Education is a key factor that also contributes greatly [to slowing population growth]. We know that women who are educated for ten years in India, for example, will marry later and have a higher income [and will have fewer children as a result].
Another contributing factor in stabilizing population growth is urbanization. Most countries in the world are experiencing some level of urbanization. Many are experiencing rapid urbanization. India is one of them. It has high migration toward urban areas.
Given the cost of living in urban areas, and the difficulty in managing in an urban area – but also higher income and access to services – we see populations stabilizing in urban areas. It tends to be in rural areas, where families are still living agrarian lives, that they need to have, or want to have, larger families.
How do India's demographics compare to China's?
India's neighbor [China] achieved 'replacement level' already three decades ago. That's the amount of fertility needed to keep the population the same from generation to generation. As a result, the affect of population momentum is now over in China. The country will achieve its peak population size by next year.
Whereas India will continue to experience population momentum for several decades to come before the population actually stabilizes. This represents a great opportunity for India, as a youthful country with the largest number of young people and in particular young girls anywhere in the world.
There's a huge opportunity – a huge potential – to tap into, to enjoy greater economic growth and development as a result of this youth bulge and the female potential that's within that youth bulge. It's been heretofore mostly untapped.
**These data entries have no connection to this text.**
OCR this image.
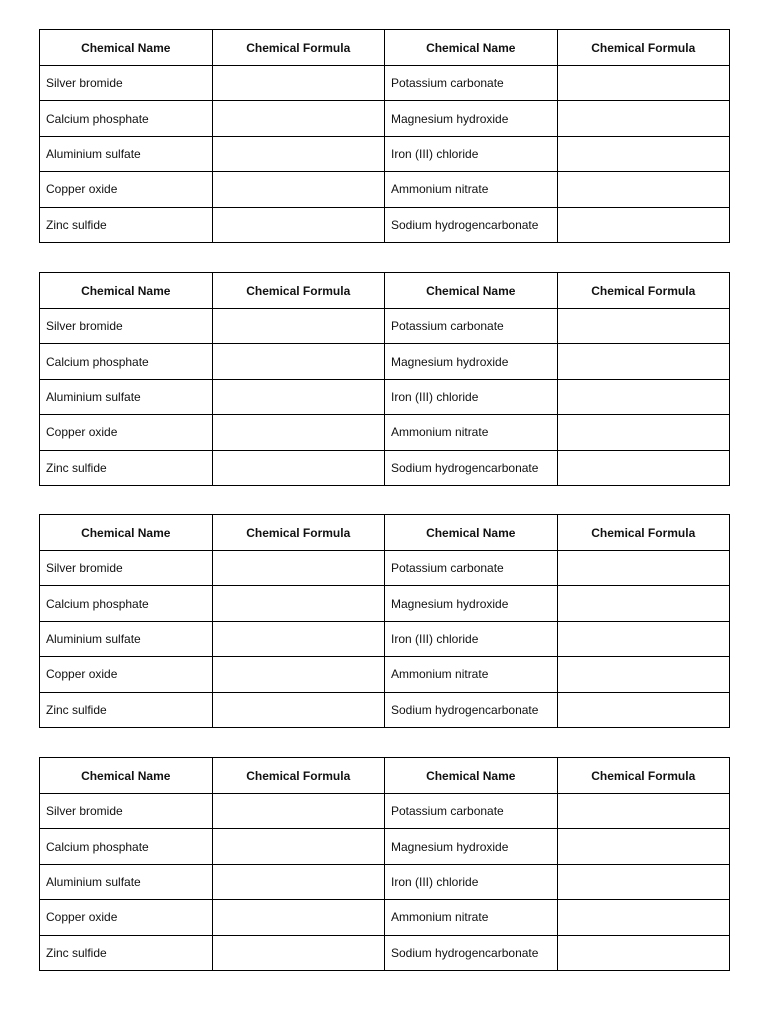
Chemical Name	Chemical Formula	Chemical Name	Chemical Formula
Silver bromide		Potassium carbonate	
Calcium phosphate		Magnesium hydroxide	
Aluminium sulfate		Iron (III) chloride	
Copper oxide		Ammonium nitrate	
Zinc sulfide		Sodium hydrogencarbonate	
Chemical Name	Chemical Formula	Chemical Name	Chemical Formula
Silver bromide		Potassium carbonate	
Calcium phosphate		Magnesium hydroxide	
Aluminium sulfate		Iron (III) chloride	
Copper oxide		Ammonium nitrate	
Zinc sulfide		Sodium hydrogencarbonate	
Chemical Name	Chemical Formula	Chemical Name	Chemical Formula
Silver bromide		Potassium carbonate	
Calcium phosphate		Magnesium hydroxide	
Aluminium sulfate		Iron (III) chloride	
Copper oxide		Ammonium nitrate	
Zinc sulfide		Sodium hydrogencarbonate	
Chemical Name	Chemical Formula	Chemical Name	Chemical Formula
Silver bromide		Potassium carbonate	
Calcium phosphate		Magnesium hydroxide	
Aluminium sulfate		Iron (III) chloride	
Copper oxide		Ammonium nitrate	
Zinc sulfide		Sodium hydrogencarbonate	
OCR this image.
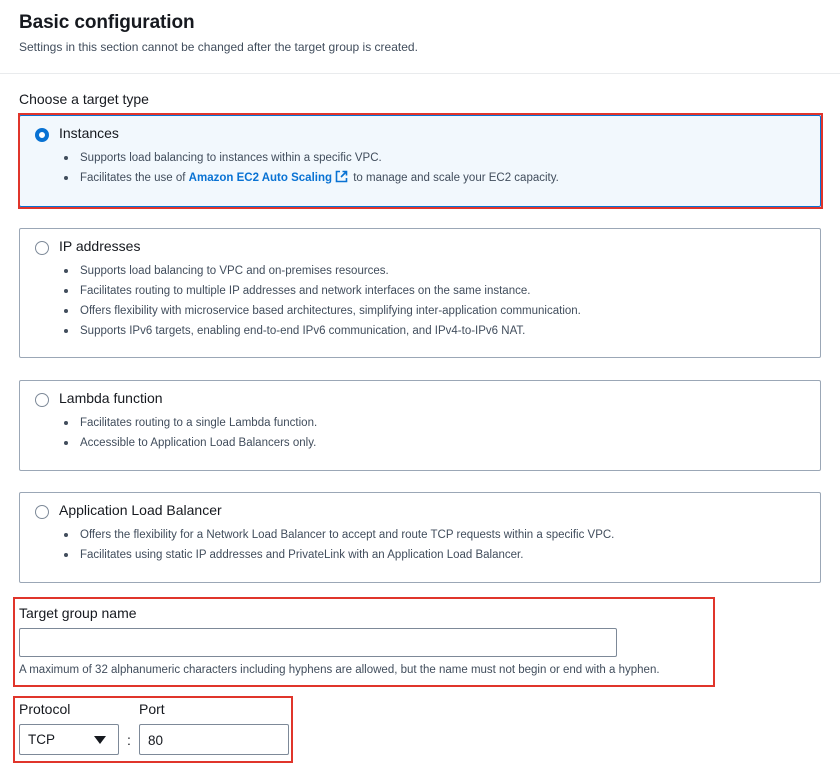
Basic configuration
Settings in this section cannot be changed after the target group is created.
Choose a target type
Instances
Supports load balancing to instances within a specific VPC.
Facilitates the use of Amazon EC2 Auto Scaling to manage and scale your EC2 capacity.
IP addresses
Supports load balancing to VPC and on-premises resources.
Facilitates routing to multiple IP addresses and network interfaces on the same instance.
Offers flexibility with microservice based architectures, simplifying inter-application communication.
Supports IPv6 targets, enabling end-to-end IPv6 communication, and IPv4-to-IPv6 NAT.
Lambda function
Facilitates routing to a single Lambda function.
Accessible to Application Load Balancers only.
Application Load Balancer
Offers the flexibility for a Network Load Balancer to accept and route TCP requests within a specific VPC.
Facilitates using static IP addresses and PrivateLink with an Application Load Balancer.
Target group name
A maximum of 32 alphanumeric characters including hyphens are allowed, but the name must not begin or end with a hyphen.
Protocol	Port
TCP	: 80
How do we tap into this potential and where does work need to be done?
The challenges are anywhere where women and girls don't have decision-making power – where they have lower levels of literacy and where they're not able to exercise their reproductive rights and choices. By that we mean when to get married, when to have children, how many children to have, and at what frequency to have those children. These are biggest challenges for a country. Once those things are mastered, they are able then to stabilize the population, invest in their people and see a strong return on that investment, based on those rights and choices.
We see that across the history of the world. In countries where there is good gender equality, where there is access to family planning and rights and choices, populations naturally stabilize. It's the countries able to invest and create peaceful and prosperous and sustainable societies.
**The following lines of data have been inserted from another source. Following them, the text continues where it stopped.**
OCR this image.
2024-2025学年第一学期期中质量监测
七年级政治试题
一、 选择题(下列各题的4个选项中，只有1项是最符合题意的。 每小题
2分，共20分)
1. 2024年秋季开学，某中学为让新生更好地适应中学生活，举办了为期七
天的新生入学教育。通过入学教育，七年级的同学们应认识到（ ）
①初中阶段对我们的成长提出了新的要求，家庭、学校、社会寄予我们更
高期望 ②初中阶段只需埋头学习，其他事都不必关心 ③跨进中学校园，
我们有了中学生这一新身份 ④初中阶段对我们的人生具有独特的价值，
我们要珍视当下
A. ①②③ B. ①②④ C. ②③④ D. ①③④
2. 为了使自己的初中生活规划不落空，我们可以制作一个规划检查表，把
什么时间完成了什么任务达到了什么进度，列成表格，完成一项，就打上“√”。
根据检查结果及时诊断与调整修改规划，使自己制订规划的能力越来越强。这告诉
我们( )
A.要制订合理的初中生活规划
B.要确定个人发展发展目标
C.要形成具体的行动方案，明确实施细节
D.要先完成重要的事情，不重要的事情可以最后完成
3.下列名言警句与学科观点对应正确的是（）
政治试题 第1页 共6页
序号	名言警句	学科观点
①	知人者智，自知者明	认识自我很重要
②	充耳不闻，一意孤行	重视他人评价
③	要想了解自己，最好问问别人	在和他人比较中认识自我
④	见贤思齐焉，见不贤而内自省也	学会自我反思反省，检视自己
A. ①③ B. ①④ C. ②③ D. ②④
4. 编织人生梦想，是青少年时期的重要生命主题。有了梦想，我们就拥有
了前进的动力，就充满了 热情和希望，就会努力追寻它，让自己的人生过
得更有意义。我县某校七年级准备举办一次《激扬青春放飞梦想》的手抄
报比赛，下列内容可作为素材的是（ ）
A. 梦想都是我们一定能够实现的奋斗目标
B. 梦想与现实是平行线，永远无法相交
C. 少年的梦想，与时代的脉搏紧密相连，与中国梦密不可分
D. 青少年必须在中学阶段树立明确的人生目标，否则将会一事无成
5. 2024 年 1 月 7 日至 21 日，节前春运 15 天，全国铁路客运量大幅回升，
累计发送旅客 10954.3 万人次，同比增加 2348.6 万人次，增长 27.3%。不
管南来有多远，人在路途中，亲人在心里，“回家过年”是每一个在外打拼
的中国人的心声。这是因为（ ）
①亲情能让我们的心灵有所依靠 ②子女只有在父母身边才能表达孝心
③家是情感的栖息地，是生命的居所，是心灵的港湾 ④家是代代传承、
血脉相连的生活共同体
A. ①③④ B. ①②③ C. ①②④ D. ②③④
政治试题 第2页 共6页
That's what we want for all of the world's 8 billion population.
And what's the impact of population growth on climate change?
Slower population growth, if it's maintained over decades, can certainly help mitigate environmental degradation.
But it's important to understand that the majority of the world's population growth is concentrated in poorer countries with significantly lower emissions rates. They're not the ones creating the situation. But in reality, they're the ones having to face the consequences of this over-consumption in the West.
They suffer disproportionately. Despite the growth in their populations, they're actually responsible for a very tiny percentage.